Extract hard-coded subtitles

I would like to extract hard-coded subtitles from a video I recorded from the screen with OBS Studio. A typical frame from the video looks something like this.

I found a description on how to go about it at this page, but it felt a bit funny that I would have to download a portable version of MKVToolNix to do this rather than using my already installed version.

So my question is: Can I do this in my installed version? And is someone willing to give me some handholding support?


As far as I can tell the article only says to use the portable version so that you can put gMKVExtract into the same folder — which you can do with the installed version as well (with admin privileges, of course).
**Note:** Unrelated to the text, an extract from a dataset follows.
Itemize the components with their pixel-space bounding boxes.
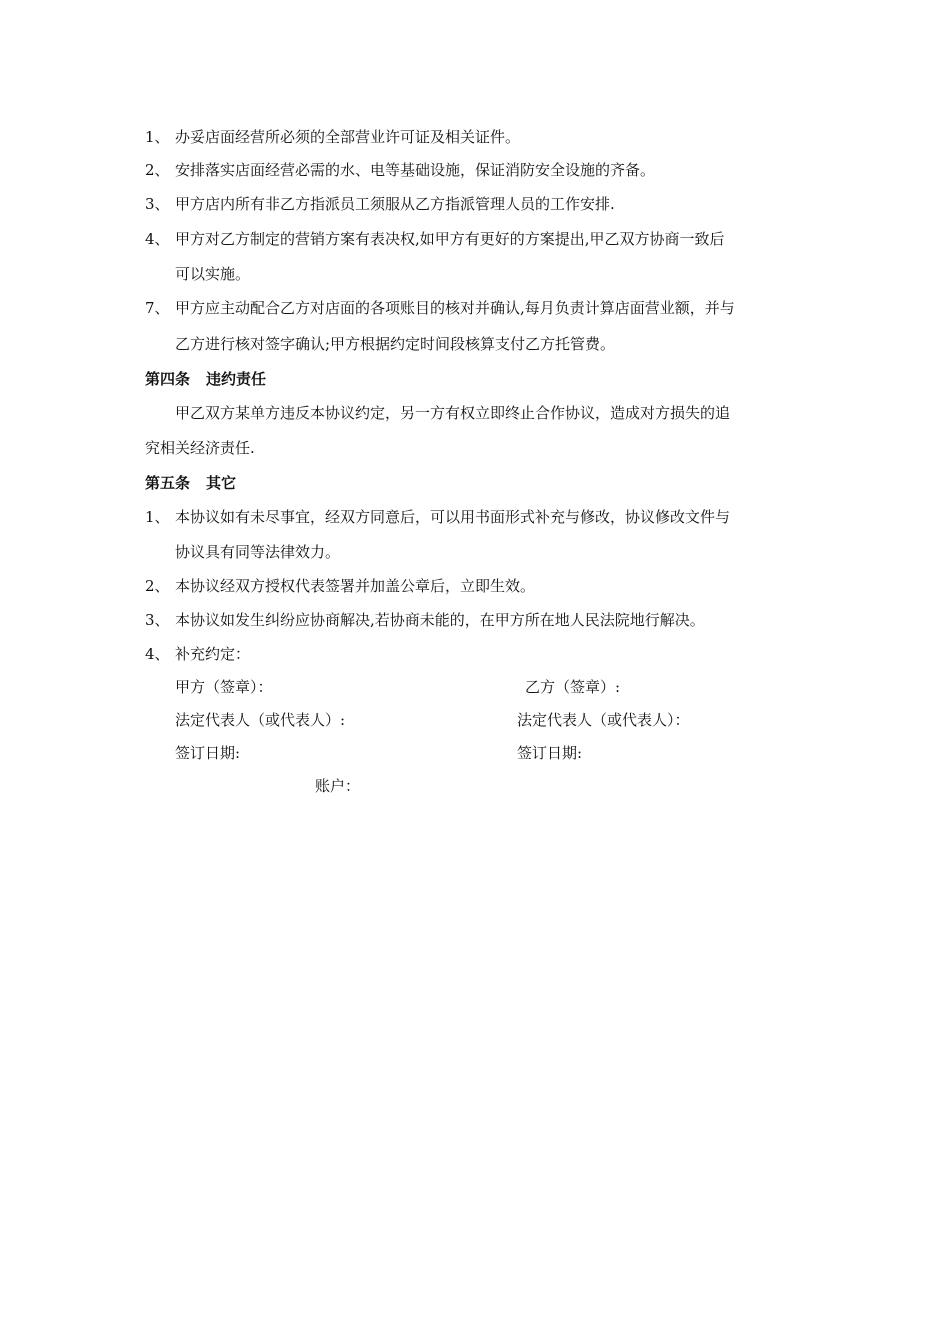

That being said, the article is pretty wrong about MKVToolNix being able to extract hardcoded subtitles from a Matroska file. It starts of correctly, stating:

Hardcoded subtitles are embedded within the video and they are very difficult to remove whereas Soft subtitles are independent, easy to remove, and can be turned off and on at your convenience.

This is correct. However, the article goes on to describe how to use the combination of MKVToolNix with gMKVExtract (which is a GUI wrapper around the mkvextract command-line utility from the MKVToolNix package) to get a subtitle track out of a Matroska file — having subtitles inside their own track are soft subtitles, not hardcoded ones. Here the article is just plain wrong.

If you really have hardcoded subtitles in a file (meaning you cannot turn the subtitles on & off in your player), then MKVToolNix simply cannot help you.

Thank you for a quick and very informative answer.

Yes, the subtitles became hard-coded as I recorded whatever was on the screen. I could have recorded with or without subtitles, maybe I could do that and then run an application that saves the difference between the two files. (Just kidding.)

I was hoping to extract the subtitles (and subsequently translate them) for the benefit of a Portuguese girl whose English isn’t too good, but I will have to continue my noble quest elsewhere.

There are tools that can OCR certain image-based subtitles (e.g. the ones on DVDs are image-based), but I don’t know if they can also OCR them if they’re hardcoded into the video itself. You might want to look in that direction.

Yeah, that triggered a memory, SubRip to be exact.

I gave it a try but got the error Could not open video file using AviSynth.

However, this gave me an idea, and my ideas are always top class, I might add. What if I burn the video file to a DVD? Will SubRip be more welcoming then? It’s worth a try.